IP-Adressen aus dem RAM an Hollywood

Wie die Electronic Frontier Foundation [EFF] und das Center for Democracy and Technology [CDT] der Universität Berkeley am Montag bekannt gegeben haben, hat ein US-Bundesgericht am Freitag die Suchmaschine TorrentSpy dazu verurteilt, die IP-Adressen ihrer Nutzer zu speichern und bei Bedarf an die Anwälte der Medienindustrie weiterzugeben.

Bei dem Fall handelt es sich um Columbia Pictures Industries v. Bunnell, No. 06-01093 FMC, verhandelt am Gericht für den Bezirk Zentralkalifornien.

Gespeichert für die Ewigkeit

Richterin Florence-Marie Cooper vertrat dabei die Argumentationslinie, dass die Computer von TorrentSpy die IP-Adressen ihrer Besucher zwar nicht aufzeichneten, sie aber während der Anfragen kurz im RAM halten würden, was bereits als elektronische Speicherung gelte und dazu führen müsse, dass die Spuren auf Anfrage von Bundesbehörden herausgegeben werden müssten.

Die Anwälte der EFF und des CDT haben Einspruch gegen das Urteil angekündigt. Würde sich die Argumentationslinie von Richterin Cooper durchsetzen, so die Datenschützer, müsse bald jede einzelne Aktion geloggt werden, die ein User an seinem Rechner ausübe, da jeder Tastendruck im Arbeitsspeicher eines Computers auftauche.

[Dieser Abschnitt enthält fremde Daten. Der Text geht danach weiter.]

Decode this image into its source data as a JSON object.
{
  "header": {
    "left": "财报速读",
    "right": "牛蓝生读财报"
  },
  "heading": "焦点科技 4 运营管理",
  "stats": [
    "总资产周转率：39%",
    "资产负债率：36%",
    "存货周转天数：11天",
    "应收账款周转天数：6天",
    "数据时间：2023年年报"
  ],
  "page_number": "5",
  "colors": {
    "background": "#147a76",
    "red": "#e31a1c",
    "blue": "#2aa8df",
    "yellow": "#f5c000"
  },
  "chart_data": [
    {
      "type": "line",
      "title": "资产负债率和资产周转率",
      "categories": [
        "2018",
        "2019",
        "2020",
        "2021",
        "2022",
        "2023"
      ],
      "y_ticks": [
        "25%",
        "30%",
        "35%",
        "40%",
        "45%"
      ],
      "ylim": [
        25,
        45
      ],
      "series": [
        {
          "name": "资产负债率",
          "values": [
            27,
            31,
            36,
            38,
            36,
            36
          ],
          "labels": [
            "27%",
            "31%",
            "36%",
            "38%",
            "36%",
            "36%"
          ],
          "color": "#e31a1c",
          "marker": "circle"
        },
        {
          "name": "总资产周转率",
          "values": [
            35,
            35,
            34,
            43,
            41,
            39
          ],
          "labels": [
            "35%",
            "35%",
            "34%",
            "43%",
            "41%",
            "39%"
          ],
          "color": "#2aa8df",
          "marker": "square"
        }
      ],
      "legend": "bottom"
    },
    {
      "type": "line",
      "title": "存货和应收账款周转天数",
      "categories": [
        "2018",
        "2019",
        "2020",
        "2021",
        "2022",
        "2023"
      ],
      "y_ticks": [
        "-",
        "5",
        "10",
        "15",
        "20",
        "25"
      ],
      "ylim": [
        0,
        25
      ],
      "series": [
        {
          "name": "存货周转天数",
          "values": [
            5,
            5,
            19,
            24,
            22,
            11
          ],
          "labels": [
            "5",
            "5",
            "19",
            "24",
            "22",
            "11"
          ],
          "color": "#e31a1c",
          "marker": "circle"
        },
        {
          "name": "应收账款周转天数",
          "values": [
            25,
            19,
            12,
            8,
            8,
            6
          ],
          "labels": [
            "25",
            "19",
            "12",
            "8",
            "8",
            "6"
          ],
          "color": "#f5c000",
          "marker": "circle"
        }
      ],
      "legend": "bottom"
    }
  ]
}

Im Endeffekt würde das Urteil dazu führen, so die Anwälte der Datenschützer, dass jedes Unternehmen gezwungen werde, Unmengen von Daten aus jeder Aktion an einem elektronischen Gerät aufzuzeichnen, sogar Daten aus Dokumententwürfen, die verworfen und niemals abgespeichert worden seien.